In examples, the threshold condition may be further related to a mobility state of the WTRU or a channel measurement of the WTRU. In examples, the WTRU may determine that the threshold condition is satisfied further based on a determination that the first set of data and the second set of data may be associated with a specific data type or a specific priority. In examples, the WTRU may determine that the threshold condition is satisfied further based on a determination that the first set of data and the second set of data may be associated with a specific logical channel or a specific quality of service (QoS) requirement.

In examples, the WTRU may be further configured to transmit an indication to the network device that the transmission of the TB is based on the sub-TB unit size.
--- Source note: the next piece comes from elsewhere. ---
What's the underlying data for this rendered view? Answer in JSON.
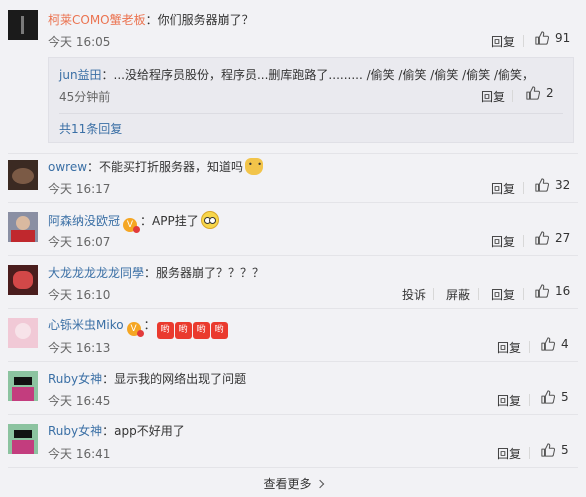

In examples, the uplink transmission grant may be large enough to accommodate a third portion of the TB and, based on a determination that the threshold condition is no longer satisfied, the WTRU may pad the third portion of the TB so that it does not consume transmission power (e.g., the WTRU may exclude one or more physical resource blocks (PRBs) associated with the third portion from the transmission of the TB).

Although the implementations described herein may consider 3GPP specific protocols, it is understood that the implementations described herein are not restricted to this scenario and may be applicable to other wireless systems. For example, although the solutions described herein consider LTE, LTE-A, New Radio (NR) or 5G specific protocols, it is understood that the solutions described herein are not restricted to this scenario and are applicable to other wireless systems as well.

The processes described above may be implemented in a computer program, software, and/or firmware incorporated in a computer-readable medium for execution by a computer and/or processor. Examples of computer-readable media include, but are not limited to, electronic signals (transmitted over wired and/or wireless connections) and/or computer-readable storage media. Examples of computer-readable storage media include, but are not limited to, a read only memory (ROM), a random access memory (RAM), a solid state drive, register, cache memory, semiconductor memory devices, magnetic media such as, but not limited to, internal hard disks and removable disks, magneto-optical media, and/or optical media such as compact disc (CD)-ROM disks, and/or digital versatile disks (DVDs). A processor in association with software may be used to implement a radio frequency transceiver for use in a WTRU, a terminal, a base station (e.g., a gNB), a control unit, a data unit, an RNC, and/or any host computer.